El estudio de Max era una habitación grande desde la que se divisaba el lago, llena de jarrones Ming y caballos T'ang. Estaba en la segunda planta, pero en el extremo opuesto a donde los niños estaban viendo vídeos. Max había elegido aquella habitación para él cuando sus hijos todavía eran pequeños porque estaba aislada del cuerpo central de la casa. Cuando cerré la puerta después de entrar, ya no había ningún ruido exterior que pudiese distraer la tensión interior. Morrell y Don me sonrieron, pero Paul Ulrich Radbuka dirigió la mirada hacia otra parte, decepcionado al ver que era yo y no Max o Cari.

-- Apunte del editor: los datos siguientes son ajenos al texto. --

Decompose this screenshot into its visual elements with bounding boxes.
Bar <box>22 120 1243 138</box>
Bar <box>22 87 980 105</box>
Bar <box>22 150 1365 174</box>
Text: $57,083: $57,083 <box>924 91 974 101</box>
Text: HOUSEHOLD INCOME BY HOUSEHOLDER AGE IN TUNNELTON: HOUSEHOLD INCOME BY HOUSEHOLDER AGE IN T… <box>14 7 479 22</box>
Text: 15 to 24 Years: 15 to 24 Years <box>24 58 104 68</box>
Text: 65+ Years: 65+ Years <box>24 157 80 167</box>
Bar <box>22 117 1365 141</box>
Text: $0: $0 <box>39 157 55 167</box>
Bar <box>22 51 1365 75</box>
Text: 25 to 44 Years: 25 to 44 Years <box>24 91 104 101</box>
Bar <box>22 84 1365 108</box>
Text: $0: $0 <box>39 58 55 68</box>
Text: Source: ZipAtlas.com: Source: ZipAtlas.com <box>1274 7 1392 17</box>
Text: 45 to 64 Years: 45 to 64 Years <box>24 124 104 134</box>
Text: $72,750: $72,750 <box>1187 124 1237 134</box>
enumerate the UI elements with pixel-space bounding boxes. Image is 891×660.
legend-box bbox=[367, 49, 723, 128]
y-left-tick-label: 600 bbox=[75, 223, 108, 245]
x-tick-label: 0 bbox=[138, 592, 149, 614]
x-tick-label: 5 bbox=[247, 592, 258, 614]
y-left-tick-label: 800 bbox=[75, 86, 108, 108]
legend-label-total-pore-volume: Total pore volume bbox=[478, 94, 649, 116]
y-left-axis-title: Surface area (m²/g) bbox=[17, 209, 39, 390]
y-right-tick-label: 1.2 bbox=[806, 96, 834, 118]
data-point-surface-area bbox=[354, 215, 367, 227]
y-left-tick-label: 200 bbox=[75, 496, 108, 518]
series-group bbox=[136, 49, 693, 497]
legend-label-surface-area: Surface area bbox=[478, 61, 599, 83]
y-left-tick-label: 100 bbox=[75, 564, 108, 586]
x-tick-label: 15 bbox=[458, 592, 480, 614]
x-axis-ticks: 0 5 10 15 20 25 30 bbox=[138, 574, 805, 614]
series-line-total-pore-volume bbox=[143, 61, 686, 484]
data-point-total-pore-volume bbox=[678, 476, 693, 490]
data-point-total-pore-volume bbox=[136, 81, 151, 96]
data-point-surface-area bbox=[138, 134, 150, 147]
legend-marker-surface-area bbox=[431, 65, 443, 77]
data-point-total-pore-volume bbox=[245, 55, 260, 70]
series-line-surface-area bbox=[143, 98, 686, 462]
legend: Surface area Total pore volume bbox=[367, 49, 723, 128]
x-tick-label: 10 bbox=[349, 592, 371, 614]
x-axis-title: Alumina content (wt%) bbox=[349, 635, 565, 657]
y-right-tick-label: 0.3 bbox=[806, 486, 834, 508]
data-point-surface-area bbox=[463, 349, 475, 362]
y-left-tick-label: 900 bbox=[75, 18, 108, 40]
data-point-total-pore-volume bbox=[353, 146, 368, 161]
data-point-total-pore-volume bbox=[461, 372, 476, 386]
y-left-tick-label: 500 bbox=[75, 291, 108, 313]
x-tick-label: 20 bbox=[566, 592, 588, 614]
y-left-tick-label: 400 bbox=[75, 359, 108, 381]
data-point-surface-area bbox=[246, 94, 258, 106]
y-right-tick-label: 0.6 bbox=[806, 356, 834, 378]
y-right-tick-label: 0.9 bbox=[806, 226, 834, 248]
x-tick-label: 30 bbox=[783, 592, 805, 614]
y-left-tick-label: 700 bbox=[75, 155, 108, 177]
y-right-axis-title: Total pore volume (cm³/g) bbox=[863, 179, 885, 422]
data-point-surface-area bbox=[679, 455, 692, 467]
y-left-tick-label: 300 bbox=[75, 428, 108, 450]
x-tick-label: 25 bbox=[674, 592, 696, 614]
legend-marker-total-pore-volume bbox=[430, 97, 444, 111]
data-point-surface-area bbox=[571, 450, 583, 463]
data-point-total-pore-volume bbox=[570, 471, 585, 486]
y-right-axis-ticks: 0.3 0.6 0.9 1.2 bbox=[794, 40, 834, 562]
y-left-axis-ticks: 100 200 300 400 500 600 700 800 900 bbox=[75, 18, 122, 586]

– No entiendo lo que está sucediendo -dijo con tono lastimero-. ¿Es que se avergüenzan de que los vean conmigo? Necesito hablar con Max y Cari. Necesito saber qué tipo de parentesco nos une. Estoy seguro de que querrán saber que tienen un familiar que ha sobrevivido.

Cerré los ojos con fuerza, como si con aquello pudiese borrar de mi mente su estado de hiperemotívidad.

– Intente tranquilizarse. El… El señor Loewenthal estará con usted en cuanto pueda dejar a sus invitados y, a lo mejor, también el señor Tisov. ¿Le apetece una copa de vino o algún refresco?

Dirigió la mirada, cargada de ansiedad, a la puerta, pero pareció darse cuenta de que no podría encontrar a Cari sin ayuda. Se dejó caer en una butaca y musitó que suponía que un vaso de agua le ayudaría a calmar los nervios. Don se puso de pie de un salto para ir a buscarlo.

Llegué a la conclusión de que el único modo de conseguir sacar alguna información de aquel hombre sería actuando como si creyera todo lo que decía. Era un ser tan inestable que recorría toda la escala entre la amargura y el éxtasis saltando de octava en octava y haciéndose un mundo a partir de una insignificancia. No estaba segura de poder fiarme de nada de lo que dijera; pero, si lo cuestionaba, lo único que lograría es que se replegara refugiándose en las lágrimas.

– ¿Tiene alguna idea de dónde nació? -le pregunté-. Parece que Radbuka es un apellido checo.

– El certificado de nacimiento que mandaron conmigo a Terezin dice que en Berlín, que es una de las razones por la que estoy tan impaciente por conocer a mis familiares. Puede que los Radbuka fueran checos que se habían escondido en Berlín. Algunos judíos huyeron al oeste, intentando huir de los Einsatzgruppen, en vez de ir al este. Puede que fueran checos que emigraron incluso antes de estallar la guerra. ¡Ay, cómo me gustaría saber algo! -dijo retorciéndose las manos angustiado.

Elegí con sumo cuidado mis siguientes palabras.

– Tuvo que producirle una impresión muy fuerte encontrar ese certificado de nacimiento cuando murió su…, su padre adoptivo. Ver que usted era Paul Radbuka de Berlín en vez de… ¿Dónde le había dicho Ulrich que había nacido?

– En Viena. Pero yo nunca he visto mi certificado de nacimiento de Terezin, tan sólo leí algo acerca de él en otra parte, después de saber quién era yo realmente.

– ¡Qué crueldad la de Ulrich mencionarlo por escrito, pero no dejarle el documento! -exclamé.

– No, no. Tuve que deducirlo de un informe externo. Fue…, fue por pura casualidad que lo averigüé.

– ¡Qué trabajo de investigación más extraordinario ha tenido usted que hacer! -dije poniendo un tono de tanta admiración que Morrell frunció el ceño para advertirme que me estaba pasando, pero el rostro de Paul se iluminó de un modo perceptible-. Me encantaría ver el informe que hablaba de su certificado de nacimiento.